When you get into the plotline, my bad mouthing finally ends. Of all the aspects of the game, it is the most highly developed. It is told from two points of view depending on which character you choose to play as in the beginning. The fairly obvious choice is Claude so here's the run down:
Having won your way into the Earth Federation and onto the flagship of the fleet - commanded by your father - your 'away team' investigates a weak beacon coming from an abandonded dome-like building. In an accident that sends you hurtling across space in some sort of teleportation device, you end up on an undeveloped planet where the the citizens worship you as a Hero because of your weapons. After discovering that an object very similar to the orb-shaped building you had just finished exploring had crashed into this planet a very few days ago, your quest to save the galaxy begins and will take you to places that aren't possible, steal everything you cherish, and force you to decide between your home and your love...
|Rena Or Earth? Who Needs Da Stinkin' Urth?!|| |
There are some minor grammatical errors in the game, just as in everything ever translated from one language to the next. I cannot stress enough the horridness of the voice samples. If I ever found someone unfortunate enough to have completed the 'Voice Sample Puzzle', I would have to seriously recommend them for therapy (no disrespect intended to anyone...). After hearing all of them, a person would have to be totally mad and foaming at the lips.
Replaying Star Ocean 2 is just like replaying every other RPG. They're simply not made for playing over-and-over unless it's for a very good reason. The battle system and the sound effects of the game should deter you rather than encourage you to play it more than once.
The graphics pose an interesting problem. I'm a Mega Man fan at heart and have spent countless hours listening to the simpering fools in the online Mega Man community twitter over sprites and their supposed usefulness. Having been exposed to that rigmarole and the fantastic quality of 2D sprites in CastleVania: SOTN, I have to shudder in revulsion at the blotchy, poorly animated quality of Enix's work with them in this game. The saving grace is that all the locales are very detailed and attractive... Except for the battle scenes, that is. But, I won't tirade about the battle system any more today; three paragraphs is enough.
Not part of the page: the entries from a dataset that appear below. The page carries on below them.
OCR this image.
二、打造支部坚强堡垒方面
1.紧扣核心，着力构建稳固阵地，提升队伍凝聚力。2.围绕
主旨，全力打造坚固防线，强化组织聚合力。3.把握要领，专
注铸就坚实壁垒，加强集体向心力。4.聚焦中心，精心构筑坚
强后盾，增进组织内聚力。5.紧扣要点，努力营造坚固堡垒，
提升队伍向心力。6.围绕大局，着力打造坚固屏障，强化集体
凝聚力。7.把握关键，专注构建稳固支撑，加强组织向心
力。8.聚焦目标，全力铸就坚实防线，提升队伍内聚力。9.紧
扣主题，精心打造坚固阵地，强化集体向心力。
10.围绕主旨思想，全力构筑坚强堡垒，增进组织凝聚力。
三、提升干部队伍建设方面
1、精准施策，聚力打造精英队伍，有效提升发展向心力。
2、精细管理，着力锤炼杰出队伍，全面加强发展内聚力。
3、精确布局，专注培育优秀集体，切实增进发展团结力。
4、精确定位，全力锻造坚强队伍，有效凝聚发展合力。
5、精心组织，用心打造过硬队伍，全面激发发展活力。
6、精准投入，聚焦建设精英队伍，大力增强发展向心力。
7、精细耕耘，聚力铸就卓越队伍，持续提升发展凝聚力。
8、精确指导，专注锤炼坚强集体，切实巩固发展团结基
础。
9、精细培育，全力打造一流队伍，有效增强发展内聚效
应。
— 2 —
|Yoda Never Taught Qui-Gon This Move!|| |
The battle system makes everything hard. If you can easily manipulate everything in combat (by some grace of Fate...) you shouldn't have that much trouble with the game. And - if all else fails - just level up like a mad man. The upper limit in the game is some sick thing like 250 levels.
I have played a good number of RPGs worse than SO2; most of them have been made by Capcom. I won't go any further in that line of speech because of the hate mail I'll probably already be getting about this review. I'll just finish in saying that the future of Enix looks bright... So long as you don't look past Dragon Quest.